Moreover, Christ himself claimed his uniqueness. He claimed equality with God by offering forgiveness. The Jews who heard his teaching had no doubt that he claimed to be God. Whether it was about forgiveness (Mk. 2:5-7), his Messiahship (Mt. 26:63 66), or his preexistence (Jn. 8:58,59), his audience was convinced of his claims to deity and they proceeded to put him to death.
Third, through his death Jesus exemplified God’s love for us. He as God expressed forgiveness of sins and he proclaimed this forgiveness as the sole basis on which one could come into a personal relationship to the Father. He also told his disciples and others that the purpose of his life was to give it up as “a ransom for many” (Mt. 20:28). This ransom was effective sacrifice for sins to God only because Jesus was sinless by nature through his unique birth and by choice through his obedience to the laws of God. He spoke of the sacrificial death he was to accomplish and when Peter tried to dissuade him, Jesus sternly rebuked him (Mt. 16:16, 21-23).
Fourth, his resurrection is the most crucial factor in establishing the exceptionality of Jesus Christ. The resurrection of Christ was the legitimate climax to his unique life and death. He foretold his resurrection to his disciples directly (Mt.16:21) and to others through parables (Mt. 12:40).
Frank Morrison, a British lawyer of the 1930s, undertook an expedition to collect circumstantial evidence to disprove the resurrection. Such evidence, of course, is admissible in all courts of law in civilised countries to prove or disprove events of which there are no living eyewitnesses. When he analysed the evidence, he reached a stunning conclusion: The resurrection had actually taken place! Morrison presented his case in his book, Who Moved the Stone?
Another factor worth considering is the character of the disciples. They were eleven cowardly men who shut themselves in a room after the crucifixion because they were afraid. Yet what galvanized them into action so that within their own lifetime, much of the thenknown world could hear the message of Christ? Some of them paid for this message with their lives. Would they have done so if the resurrection were a hoax? If the resurrection were not true, then Christianity would be the biggest fraud perpetuated on the human race!

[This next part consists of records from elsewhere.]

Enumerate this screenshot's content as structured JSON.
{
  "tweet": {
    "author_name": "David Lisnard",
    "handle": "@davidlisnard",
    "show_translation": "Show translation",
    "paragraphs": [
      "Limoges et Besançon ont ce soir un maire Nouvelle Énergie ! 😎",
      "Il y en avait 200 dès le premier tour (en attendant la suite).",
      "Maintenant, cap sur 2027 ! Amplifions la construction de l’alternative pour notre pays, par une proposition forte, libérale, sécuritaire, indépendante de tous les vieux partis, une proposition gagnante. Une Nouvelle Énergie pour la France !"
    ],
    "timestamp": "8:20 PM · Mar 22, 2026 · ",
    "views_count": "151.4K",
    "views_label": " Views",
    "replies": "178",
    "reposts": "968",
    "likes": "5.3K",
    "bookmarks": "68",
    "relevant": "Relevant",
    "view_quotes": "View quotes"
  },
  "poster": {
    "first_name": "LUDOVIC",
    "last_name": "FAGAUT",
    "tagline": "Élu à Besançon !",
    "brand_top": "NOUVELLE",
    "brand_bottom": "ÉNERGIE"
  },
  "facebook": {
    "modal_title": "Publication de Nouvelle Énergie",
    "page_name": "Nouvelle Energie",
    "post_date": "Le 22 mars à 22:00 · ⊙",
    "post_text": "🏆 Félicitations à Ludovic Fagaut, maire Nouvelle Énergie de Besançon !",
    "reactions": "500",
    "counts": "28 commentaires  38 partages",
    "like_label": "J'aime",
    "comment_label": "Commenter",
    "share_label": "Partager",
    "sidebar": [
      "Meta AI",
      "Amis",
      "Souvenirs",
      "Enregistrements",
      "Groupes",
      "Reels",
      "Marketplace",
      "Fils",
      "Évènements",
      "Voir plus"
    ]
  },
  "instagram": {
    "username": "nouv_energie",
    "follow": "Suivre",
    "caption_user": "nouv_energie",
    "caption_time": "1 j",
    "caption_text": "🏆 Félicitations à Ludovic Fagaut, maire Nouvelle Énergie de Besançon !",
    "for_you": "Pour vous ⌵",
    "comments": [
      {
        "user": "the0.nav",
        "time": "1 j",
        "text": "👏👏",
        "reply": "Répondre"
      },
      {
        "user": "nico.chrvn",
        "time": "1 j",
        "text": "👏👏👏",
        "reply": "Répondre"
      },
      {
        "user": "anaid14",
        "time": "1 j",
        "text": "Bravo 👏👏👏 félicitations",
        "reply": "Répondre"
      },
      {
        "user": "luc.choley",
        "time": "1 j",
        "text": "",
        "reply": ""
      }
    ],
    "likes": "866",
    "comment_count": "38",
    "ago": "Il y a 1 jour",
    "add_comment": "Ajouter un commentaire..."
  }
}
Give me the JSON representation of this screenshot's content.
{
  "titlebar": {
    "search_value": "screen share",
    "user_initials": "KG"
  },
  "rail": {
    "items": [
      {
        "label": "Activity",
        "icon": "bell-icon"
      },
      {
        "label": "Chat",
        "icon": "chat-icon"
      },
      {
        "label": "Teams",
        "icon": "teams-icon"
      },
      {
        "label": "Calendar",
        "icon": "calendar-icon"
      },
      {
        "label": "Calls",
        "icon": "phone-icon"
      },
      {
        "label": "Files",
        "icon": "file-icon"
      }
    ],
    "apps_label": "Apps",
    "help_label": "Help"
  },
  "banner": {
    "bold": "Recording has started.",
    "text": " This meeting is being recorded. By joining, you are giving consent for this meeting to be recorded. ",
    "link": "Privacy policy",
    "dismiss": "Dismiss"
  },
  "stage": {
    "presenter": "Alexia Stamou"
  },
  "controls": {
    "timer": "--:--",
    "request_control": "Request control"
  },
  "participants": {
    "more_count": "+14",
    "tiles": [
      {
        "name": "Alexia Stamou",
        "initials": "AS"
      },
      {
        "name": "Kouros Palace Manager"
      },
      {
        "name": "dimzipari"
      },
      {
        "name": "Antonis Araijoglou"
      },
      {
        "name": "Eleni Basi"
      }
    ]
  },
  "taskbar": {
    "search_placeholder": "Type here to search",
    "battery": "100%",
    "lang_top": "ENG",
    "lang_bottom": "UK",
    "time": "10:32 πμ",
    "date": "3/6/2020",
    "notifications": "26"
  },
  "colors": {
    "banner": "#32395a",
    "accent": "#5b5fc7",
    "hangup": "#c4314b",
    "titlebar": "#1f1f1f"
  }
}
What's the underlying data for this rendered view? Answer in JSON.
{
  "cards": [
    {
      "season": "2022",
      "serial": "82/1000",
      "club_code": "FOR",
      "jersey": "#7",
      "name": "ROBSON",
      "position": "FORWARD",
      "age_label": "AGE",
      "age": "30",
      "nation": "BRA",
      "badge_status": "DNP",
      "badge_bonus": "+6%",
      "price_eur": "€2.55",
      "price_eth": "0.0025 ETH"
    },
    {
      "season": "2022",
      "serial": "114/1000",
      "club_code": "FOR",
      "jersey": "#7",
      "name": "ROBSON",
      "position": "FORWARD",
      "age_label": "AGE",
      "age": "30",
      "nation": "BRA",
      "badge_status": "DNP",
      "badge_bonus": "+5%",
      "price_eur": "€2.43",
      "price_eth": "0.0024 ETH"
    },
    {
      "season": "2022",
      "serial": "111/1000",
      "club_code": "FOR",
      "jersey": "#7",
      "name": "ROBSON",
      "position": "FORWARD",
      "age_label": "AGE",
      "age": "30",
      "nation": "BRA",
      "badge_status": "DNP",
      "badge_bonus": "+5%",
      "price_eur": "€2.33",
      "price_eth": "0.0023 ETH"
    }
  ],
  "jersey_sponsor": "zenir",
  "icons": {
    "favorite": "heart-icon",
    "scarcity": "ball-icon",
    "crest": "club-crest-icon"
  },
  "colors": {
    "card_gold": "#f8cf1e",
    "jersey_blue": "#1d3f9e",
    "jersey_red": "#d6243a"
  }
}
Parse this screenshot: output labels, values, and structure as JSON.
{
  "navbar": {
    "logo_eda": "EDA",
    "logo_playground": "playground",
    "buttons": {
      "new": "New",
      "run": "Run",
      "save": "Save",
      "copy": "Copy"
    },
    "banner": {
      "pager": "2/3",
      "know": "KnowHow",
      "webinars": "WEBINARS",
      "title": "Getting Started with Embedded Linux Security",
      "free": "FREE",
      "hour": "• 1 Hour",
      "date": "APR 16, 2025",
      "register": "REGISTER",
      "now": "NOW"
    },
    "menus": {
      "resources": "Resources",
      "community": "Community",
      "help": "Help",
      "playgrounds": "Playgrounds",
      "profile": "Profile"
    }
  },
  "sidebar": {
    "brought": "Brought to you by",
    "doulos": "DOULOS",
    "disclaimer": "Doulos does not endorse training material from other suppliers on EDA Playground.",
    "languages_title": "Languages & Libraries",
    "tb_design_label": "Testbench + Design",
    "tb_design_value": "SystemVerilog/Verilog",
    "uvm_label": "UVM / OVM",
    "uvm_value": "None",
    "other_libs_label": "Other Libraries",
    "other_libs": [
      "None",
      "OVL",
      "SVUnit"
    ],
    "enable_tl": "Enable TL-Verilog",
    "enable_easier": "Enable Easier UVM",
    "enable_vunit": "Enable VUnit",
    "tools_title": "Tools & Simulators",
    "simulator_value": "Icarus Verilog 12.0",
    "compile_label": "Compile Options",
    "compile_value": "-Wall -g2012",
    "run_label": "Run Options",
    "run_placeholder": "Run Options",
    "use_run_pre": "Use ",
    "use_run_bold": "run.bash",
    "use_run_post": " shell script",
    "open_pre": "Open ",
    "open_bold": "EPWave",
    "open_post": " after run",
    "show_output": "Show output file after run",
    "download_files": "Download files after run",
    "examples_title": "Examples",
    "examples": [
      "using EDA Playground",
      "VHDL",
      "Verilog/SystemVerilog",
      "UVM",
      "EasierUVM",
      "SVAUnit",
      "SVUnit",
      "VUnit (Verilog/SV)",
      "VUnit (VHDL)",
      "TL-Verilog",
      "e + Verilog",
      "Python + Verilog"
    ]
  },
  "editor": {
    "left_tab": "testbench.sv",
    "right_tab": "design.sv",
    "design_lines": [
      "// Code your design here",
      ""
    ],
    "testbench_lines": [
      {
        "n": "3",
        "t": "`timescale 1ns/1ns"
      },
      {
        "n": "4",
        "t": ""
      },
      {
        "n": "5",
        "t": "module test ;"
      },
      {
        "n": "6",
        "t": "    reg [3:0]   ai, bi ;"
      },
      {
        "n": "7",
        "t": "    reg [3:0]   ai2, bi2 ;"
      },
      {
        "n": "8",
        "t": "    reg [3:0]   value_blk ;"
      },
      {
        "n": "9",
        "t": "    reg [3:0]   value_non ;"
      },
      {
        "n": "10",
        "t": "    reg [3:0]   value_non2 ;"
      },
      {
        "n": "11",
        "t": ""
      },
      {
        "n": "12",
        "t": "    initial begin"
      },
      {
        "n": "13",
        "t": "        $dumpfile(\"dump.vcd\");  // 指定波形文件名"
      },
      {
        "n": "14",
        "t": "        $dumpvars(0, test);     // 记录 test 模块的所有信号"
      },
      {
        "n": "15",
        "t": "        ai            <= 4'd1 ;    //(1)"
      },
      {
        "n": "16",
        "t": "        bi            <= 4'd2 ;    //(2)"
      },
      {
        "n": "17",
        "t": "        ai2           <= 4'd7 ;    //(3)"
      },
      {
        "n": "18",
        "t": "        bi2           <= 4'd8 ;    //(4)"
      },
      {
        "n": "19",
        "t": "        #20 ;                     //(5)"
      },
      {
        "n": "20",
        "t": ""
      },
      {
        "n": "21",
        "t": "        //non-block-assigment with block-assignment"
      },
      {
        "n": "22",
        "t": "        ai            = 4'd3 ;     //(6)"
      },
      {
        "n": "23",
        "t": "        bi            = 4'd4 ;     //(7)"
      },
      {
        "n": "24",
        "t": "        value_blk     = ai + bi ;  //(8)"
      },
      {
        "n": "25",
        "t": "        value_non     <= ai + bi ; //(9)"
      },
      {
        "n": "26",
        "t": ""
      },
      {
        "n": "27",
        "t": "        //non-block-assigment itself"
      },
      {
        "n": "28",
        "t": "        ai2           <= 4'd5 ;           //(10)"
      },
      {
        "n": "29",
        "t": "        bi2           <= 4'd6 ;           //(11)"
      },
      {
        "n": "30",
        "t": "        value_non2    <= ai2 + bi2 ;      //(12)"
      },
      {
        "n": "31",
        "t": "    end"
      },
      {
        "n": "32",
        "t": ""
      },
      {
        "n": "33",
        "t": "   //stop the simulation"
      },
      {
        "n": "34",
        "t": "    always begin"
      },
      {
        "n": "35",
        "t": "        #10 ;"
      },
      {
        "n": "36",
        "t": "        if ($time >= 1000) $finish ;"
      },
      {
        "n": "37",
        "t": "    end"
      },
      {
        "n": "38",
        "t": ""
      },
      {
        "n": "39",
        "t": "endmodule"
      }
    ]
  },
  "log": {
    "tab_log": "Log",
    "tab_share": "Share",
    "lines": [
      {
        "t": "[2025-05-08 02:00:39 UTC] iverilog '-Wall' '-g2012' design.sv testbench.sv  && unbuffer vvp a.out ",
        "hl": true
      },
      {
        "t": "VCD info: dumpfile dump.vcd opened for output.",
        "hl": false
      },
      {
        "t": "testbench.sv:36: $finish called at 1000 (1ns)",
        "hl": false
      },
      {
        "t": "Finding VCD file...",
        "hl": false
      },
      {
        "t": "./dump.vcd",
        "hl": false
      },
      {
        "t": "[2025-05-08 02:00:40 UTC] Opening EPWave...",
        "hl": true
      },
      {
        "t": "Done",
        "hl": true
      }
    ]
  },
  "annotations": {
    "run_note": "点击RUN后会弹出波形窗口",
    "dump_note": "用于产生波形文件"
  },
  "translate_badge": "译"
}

Fifth, we cannot ignore the mark that Jesus has left upon history. Kenneth Scott Latourette, the great historian, writes: “As the centuries pass, the evidence is accumulating that, measured by his effect on history, Jesus is the most influential life ever lived on this planet. That influence appears to be mounting” (American Historical Review, January 1949). Even historian William Lecky, a skeptic, writes, “It may be truly said that simple record of three short years of active life has done more to regenerate and soften mankind than all the disquisitions of philosophers and all the exhortations of moralists. This has indeed been the wellspring of whatever is best and purest in the Christian life. Amid all the sins and failings, amid all the priestcraft and persecution and fanaticism that have defaced the Church, it has preserved in the character and example of its founder an enduring principle of regeneration” (History of European Morals from Augustus to Charlemagne, New York: D. Appleton & Co., 1903).
It would be reasonable to conclude that the source of that influence could not have been but exceptional.